On the other hand, Paraguay does have several economic factors in its favor. Its per-capita foreign debt of $273 is among the lowest in Latin America, and its gross domestic product -- estimated at $6.4 billion in 1993 -- is growing at a healthy 3.5% a year. President Juan Carlos Wasmosy, who in 1993 became Paraguay's first civilian head of state in nearly four decades (and who happens to own the country's leading cotton production company) is a stauch free-market businessman and the chief architect of Paraguay's entry into Mercosur.

Maria C.Thomas, an investment officer with the Washington-based International Finance Corp., has been following the Paraguayan private sector for nearly a year.
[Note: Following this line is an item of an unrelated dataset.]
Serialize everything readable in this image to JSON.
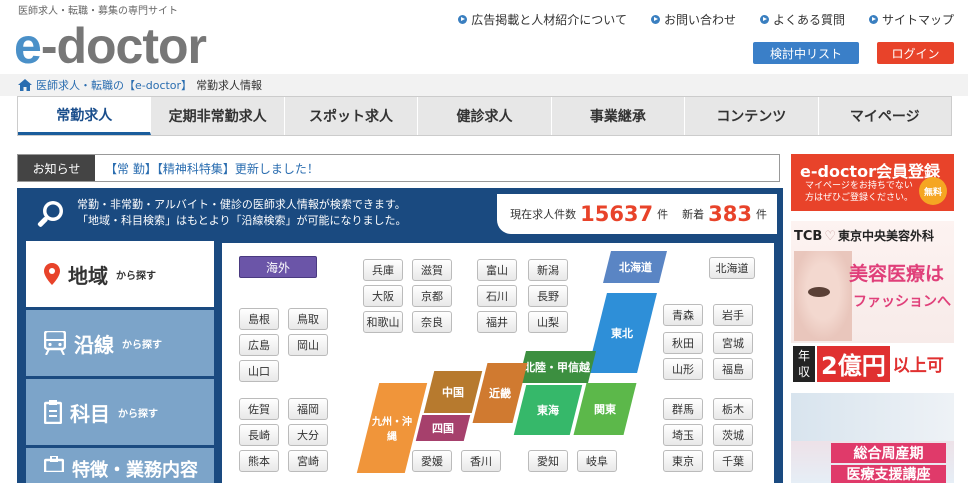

She says the IFC, an arm of the World Bank, has already visited several Paraguayan textile operations including Hilandería Central, and is currently looking to finance projects that make sense for Paraguay and for foreign investors.

"The system, in terms of how cotton is grown, is not organized in the way it is other industrialized countries," said Thomas. "There are thousands of cotton growers in Paraguay, and they each have farms of two or three hectares. It's a very important crop in Paraguayan society. Moving further up the value-added chain could benefit a lot of common people."
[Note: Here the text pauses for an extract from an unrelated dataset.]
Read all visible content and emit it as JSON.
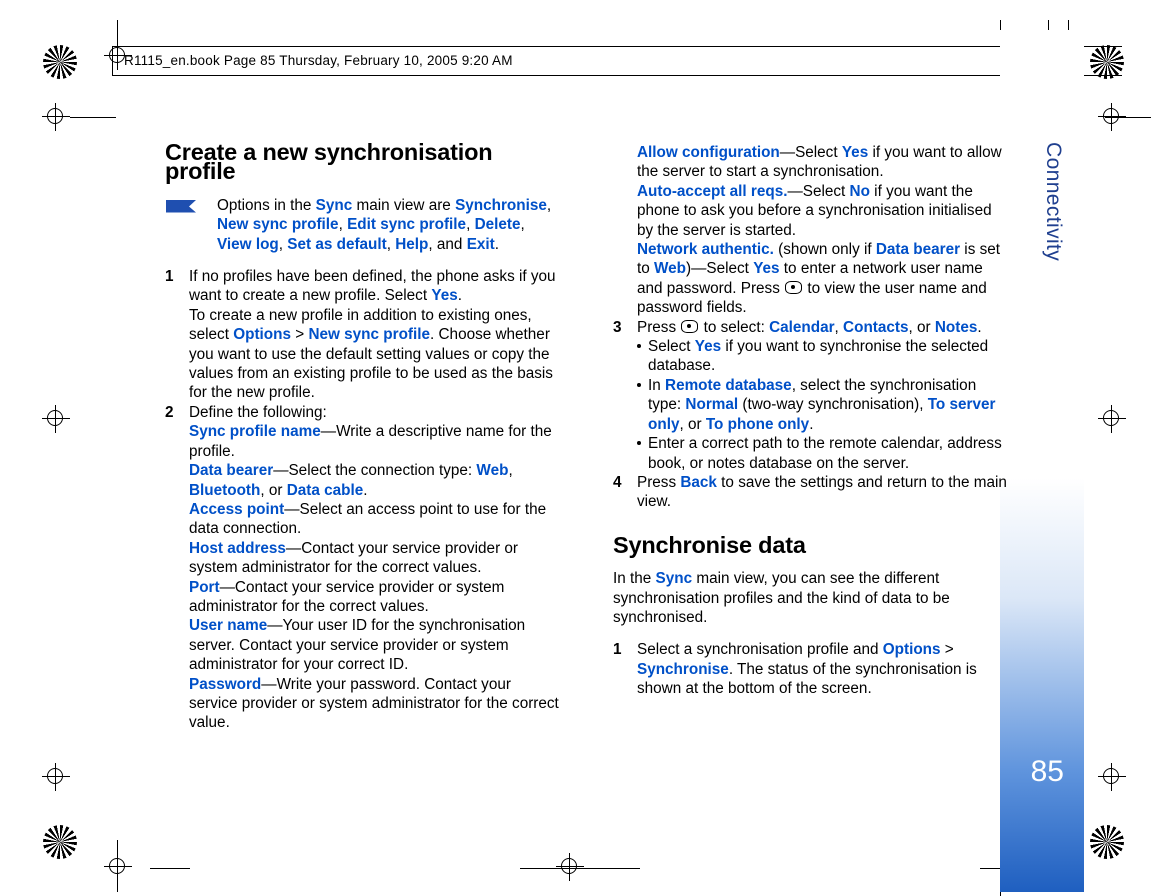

In the meantime, she said, Brazil is actually saving money by sourcing cotton fibers from neighboring Paraguay, rather than incurring inventory costs. Some Brazilian firms are also investing directly in the Paraguayan textile industry.

Last year, for instance, Teka of Santa Catalina acquired a local textile plant for $19 million and spent another $25 million to increase installed capacity, according to Pro-Paraguay. The company also plans to build a second plant to manufacture towels for the export market.

In addition, the Hering industrial group, which has long purchased Paraguayan cotton, wants to build a factory with an installed capacity of 20,000 articles of clothing per day, mainly to export T-shirts to Argentina and other markets.

Villalba also has big plans. He anticipates doubling production at Hilandería Central from the current 2,000 metric tons per year to 4,000. In October, he intends to inaugurate a second plant, Manufacturas del Bolzano, right next to the first one. Manufacturas del Bolzano is actually an 80-20 joint venture between Paraguayan and Italian investors, and is projected to employ 80 people. Later down the road, a third factory may be built for the production of blue jeans. It would involve both the Brazilian firm Alpargatas Santista and the Italian company GM Filatti. And still, it might not be enough.

"By the year 2010, Brazil will not be self-sufficient in either fibers or threads," Villalba says. "Only to satisfy the needs of Río Grande do Sul, we'd need 25 spinning plants."